Thank you to the many insiders and outsiders to these agencies I’ve spoken to over the years, especially to academics who still have enough hope to complain. Thank you in particular to Heather Youngs, Chris Somerville, Katharine Collins, Matt Clancy, Jordan Dworkin, Melanie Basnak, Brandon Wilder, Caleb Watney, Anne Trefethen, Nick Trefethen, Michael Nielsen, Seemay Chou, and Prachee Avasthi. I expect none of them agrees with everything I’ve written. Any good ideas in here are likely theirs; any errors are my own.

[1] Preventing 1 million deaths sounds like a lot, even for miracle drugs – where did I get those numbers? Starting with Comirnaty: it is very difficult to model a complicated, nonlinear pandemic against reasonable counterfactuals, but one attempt estimates that COVID vaccines prevented 18 million hospitalisations and 3.2 million deaths in America in their first two years of use. The BioNTech/Pfizer vaccine was the most used vaccine in the U.S. during that period (over 1/3 of doses), so I think it is fair to attribute 1 million deaths averted to it. The case of Ozempic/Wegovy is a little trickier, and I'm more at risk of exaggerating. GLP-1 agonists have not been available for long, so it's hard to predict how much use they'll get long term – and there are plenty of competitor drugs from other companies now (including American companies), so not all deaths averted by the drug class will be attributable to Ozempic/Wegovy. Then people taking GLP-1s today are less likely to die over the coming decades, so it will take longer to measure the results too. I have not come across clear estimates for expected lives saved from the drugs. This paper suggests they could prevent ~40k deaths per year in the US, which would (crudely/linearly) mean 1 million with 25 years of use. This preprint suggests ~900k deaths per year globally. Part of the reason I felt comfortable sticking by the "1 million in America" claim is that, so far, clinical researchers seem to be finding further mortality-reducing benefits from GLP-1s on other diseases beyond diabetes and obesity, and beyond cardiac events – not yet measured in the modeling.

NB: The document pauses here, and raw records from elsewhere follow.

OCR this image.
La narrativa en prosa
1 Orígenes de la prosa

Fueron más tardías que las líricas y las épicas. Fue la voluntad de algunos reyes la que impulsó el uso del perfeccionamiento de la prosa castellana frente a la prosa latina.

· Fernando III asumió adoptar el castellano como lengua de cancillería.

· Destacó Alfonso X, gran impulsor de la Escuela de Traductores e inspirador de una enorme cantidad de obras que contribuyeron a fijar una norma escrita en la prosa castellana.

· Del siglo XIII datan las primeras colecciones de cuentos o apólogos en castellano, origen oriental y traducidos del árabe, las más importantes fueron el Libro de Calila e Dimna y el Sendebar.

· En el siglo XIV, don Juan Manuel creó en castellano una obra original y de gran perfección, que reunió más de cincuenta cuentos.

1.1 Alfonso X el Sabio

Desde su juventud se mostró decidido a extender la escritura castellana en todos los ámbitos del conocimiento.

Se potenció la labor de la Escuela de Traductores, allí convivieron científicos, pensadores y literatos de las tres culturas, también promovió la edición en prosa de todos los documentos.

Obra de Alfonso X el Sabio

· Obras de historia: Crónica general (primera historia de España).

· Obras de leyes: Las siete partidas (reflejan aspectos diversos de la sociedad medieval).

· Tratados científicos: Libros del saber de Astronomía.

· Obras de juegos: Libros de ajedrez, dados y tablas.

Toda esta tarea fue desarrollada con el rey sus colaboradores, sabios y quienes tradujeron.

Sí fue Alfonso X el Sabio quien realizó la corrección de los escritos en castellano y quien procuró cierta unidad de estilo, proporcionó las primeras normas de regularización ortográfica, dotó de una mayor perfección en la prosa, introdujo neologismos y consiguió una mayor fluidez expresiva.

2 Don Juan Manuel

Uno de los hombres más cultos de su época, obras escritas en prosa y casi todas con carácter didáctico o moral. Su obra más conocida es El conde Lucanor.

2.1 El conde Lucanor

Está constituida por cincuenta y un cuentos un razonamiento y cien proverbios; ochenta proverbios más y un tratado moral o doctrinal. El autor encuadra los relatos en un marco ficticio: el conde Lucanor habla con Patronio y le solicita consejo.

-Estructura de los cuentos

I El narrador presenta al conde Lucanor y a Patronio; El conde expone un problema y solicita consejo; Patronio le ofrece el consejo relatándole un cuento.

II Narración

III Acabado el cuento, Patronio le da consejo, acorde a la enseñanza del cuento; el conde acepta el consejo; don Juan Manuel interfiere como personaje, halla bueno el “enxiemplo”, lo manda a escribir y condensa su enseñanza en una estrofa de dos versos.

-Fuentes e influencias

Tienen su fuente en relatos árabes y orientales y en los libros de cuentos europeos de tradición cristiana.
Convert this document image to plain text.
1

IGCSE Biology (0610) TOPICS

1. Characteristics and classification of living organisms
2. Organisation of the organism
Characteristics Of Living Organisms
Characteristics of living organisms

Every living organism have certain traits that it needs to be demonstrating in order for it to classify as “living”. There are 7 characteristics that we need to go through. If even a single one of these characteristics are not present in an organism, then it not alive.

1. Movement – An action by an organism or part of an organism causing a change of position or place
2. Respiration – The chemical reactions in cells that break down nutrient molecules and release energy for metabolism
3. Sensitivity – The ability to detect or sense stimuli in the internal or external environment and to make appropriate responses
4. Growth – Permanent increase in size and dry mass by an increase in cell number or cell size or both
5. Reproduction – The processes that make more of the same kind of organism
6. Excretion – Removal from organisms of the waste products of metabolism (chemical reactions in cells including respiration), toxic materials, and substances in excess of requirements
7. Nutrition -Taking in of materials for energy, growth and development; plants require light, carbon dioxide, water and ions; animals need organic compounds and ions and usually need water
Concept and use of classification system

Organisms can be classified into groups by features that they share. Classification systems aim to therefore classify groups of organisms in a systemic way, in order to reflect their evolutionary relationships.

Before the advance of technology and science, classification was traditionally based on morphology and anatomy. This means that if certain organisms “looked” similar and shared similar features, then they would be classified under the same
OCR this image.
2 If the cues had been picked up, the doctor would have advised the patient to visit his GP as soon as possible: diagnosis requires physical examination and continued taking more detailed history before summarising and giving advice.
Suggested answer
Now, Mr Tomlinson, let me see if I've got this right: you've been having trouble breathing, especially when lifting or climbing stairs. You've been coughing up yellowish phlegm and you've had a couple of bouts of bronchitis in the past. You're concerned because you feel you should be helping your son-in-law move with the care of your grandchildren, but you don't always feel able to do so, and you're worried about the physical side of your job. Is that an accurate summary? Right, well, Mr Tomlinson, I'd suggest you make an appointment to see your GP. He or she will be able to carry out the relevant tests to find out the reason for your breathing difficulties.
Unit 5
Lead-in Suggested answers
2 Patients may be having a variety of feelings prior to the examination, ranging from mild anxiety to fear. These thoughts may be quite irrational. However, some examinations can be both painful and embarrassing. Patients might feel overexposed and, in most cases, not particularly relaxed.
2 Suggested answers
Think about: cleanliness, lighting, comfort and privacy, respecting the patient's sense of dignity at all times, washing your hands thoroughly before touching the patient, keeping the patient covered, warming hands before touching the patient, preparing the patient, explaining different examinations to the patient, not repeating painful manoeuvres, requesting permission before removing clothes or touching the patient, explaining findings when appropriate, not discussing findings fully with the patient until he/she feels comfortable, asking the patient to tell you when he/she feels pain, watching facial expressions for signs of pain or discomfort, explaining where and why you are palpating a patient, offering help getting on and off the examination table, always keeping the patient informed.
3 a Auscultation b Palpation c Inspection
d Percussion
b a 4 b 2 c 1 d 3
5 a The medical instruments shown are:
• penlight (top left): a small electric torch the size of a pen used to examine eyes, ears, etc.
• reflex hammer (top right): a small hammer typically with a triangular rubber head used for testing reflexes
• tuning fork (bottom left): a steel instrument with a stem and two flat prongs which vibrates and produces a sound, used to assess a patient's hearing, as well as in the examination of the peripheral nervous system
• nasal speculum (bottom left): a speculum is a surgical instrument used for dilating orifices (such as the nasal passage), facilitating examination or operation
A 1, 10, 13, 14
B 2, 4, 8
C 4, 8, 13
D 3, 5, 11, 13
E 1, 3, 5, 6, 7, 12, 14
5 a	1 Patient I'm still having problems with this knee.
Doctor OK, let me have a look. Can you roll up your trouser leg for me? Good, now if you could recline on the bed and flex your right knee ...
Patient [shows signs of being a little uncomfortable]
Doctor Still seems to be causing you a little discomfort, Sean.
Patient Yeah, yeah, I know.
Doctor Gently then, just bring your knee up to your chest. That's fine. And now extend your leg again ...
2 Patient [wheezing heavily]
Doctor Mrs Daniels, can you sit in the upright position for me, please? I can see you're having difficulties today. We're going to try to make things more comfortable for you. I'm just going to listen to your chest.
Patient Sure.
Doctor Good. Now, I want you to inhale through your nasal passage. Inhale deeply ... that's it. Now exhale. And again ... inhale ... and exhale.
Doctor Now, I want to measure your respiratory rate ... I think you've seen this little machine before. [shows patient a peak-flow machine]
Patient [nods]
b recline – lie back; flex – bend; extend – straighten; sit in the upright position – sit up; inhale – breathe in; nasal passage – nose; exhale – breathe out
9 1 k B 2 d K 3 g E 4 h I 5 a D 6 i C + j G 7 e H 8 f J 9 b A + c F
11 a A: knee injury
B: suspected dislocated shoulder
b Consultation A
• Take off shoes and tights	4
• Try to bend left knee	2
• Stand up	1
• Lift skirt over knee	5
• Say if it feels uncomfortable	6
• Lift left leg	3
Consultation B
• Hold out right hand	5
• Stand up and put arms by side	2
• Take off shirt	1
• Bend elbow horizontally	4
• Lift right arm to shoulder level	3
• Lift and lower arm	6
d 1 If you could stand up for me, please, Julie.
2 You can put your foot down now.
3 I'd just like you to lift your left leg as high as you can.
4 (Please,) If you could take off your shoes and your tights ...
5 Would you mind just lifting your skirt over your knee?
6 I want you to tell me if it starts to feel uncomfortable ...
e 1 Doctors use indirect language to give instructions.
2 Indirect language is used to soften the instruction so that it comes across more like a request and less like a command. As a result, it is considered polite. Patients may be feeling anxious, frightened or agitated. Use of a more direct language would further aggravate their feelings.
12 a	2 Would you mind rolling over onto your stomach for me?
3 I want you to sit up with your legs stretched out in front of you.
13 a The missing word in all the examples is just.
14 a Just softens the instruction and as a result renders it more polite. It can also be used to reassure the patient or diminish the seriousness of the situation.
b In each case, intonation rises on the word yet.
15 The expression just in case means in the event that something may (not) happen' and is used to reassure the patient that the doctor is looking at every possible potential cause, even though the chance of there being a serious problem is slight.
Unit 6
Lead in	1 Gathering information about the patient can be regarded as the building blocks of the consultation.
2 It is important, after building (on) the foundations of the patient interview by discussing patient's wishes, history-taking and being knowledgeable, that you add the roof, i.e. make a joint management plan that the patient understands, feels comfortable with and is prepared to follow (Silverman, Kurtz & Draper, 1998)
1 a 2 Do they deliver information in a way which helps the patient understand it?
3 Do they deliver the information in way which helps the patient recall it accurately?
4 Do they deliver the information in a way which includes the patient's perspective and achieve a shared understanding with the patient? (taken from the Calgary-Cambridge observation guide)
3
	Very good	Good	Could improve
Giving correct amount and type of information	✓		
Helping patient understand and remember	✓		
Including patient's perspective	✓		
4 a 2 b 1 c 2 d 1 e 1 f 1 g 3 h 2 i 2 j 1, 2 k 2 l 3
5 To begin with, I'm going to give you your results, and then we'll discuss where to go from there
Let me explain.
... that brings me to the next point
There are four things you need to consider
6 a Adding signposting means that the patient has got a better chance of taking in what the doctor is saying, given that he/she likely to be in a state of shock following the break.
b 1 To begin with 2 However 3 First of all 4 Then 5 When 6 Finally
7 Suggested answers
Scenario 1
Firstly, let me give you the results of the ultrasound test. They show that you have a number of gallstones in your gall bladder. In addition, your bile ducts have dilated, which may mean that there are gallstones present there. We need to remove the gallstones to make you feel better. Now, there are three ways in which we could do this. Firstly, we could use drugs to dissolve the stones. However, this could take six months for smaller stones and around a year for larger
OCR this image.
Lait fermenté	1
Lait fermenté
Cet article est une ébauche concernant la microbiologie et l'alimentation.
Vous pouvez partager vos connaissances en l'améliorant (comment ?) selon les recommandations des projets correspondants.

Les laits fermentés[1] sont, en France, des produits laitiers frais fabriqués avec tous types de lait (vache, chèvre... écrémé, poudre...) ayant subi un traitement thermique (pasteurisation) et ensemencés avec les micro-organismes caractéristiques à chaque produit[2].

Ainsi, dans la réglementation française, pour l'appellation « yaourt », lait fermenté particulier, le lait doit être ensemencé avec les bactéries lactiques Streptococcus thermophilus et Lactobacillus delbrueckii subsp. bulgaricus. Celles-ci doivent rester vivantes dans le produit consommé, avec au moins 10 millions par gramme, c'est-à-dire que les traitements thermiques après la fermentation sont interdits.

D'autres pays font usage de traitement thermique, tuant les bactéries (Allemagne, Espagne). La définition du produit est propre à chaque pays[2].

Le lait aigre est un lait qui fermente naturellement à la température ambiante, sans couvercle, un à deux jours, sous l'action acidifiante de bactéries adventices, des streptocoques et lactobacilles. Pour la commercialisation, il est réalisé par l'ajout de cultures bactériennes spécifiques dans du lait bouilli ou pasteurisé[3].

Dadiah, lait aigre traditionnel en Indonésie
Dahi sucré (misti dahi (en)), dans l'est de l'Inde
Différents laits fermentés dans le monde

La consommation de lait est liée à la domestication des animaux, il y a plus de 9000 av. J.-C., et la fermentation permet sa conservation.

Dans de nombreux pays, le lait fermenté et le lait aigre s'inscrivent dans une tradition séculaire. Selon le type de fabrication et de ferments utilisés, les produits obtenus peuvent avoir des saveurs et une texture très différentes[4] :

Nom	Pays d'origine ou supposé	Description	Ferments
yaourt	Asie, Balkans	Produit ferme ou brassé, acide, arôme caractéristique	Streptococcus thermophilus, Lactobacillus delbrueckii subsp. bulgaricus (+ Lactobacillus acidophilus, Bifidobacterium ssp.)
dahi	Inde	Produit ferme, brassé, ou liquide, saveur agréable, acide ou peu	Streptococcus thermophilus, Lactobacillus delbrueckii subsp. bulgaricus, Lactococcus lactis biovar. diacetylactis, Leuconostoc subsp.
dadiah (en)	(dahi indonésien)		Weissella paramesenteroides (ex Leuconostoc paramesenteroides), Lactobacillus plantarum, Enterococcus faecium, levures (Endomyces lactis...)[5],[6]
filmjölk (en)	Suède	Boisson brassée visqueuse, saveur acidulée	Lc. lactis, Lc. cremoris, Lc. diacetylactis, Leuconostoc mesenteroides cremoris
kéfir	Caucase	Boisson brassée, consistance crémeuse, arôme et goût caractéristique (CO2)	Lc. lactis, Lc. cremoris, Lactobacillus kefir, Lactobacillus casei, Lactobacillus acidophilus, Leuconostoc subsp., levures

So: in a decade's time, the opening of this blog post may turn out to have been false and too rosy, or not rosy enough, with respect to the impact of GLP-1s in America.

[2] Are there other inventions from the last 10 years that will prevent 1 million American deaths? I haven’t attempted to run the numbers, but the next tier that come to mind are: (iii) PCSK-9 inhibitors: Merck’s oral daily that was voted 2023 Molecule of the Year looks to be as good as injectable PCSK-9s and as statins at reducing heart disease risk, without as many side effects; (iv) the new RSV vaccines and monoclonals, which have been brought to market by multiple companies in the last few years after a structural biology breakthrough from an NIH intramural lab in 2013; and (v) Zoom + Google Meet, which allowed many white collar employees to work from home during the worst of the COVID pandemic. To our credit, these were all (mostly) invented in America. Plus, much of the research that enabled Comirnaty and Ozempic to reach the finish line was completed by U.S. researchers – Denmark's got our back, and we've got theirs. 🇩🇰

[3] Which types of research should be treated very carefully, or stopped, for risk of harm? Speaking just for myself I’d say: gain-of-function research, if the “function” is increased transmissibility or pathogenicity of whole viruses. Nucleic acid synthesis machines/providers should require checks against a database of known pathogens, and logging of all requested sequences in case new harmful proteins not seen in nature are designed with the help of AI. If you’re thinking of running experiments of these 7 types, think carefully whether it’s worth it – some aren’t allowed and will get blocked by your IRB; for the ones that are allowed, remember that Russia is reopening old labs previously used for bioweapons research, and they can read any public research too.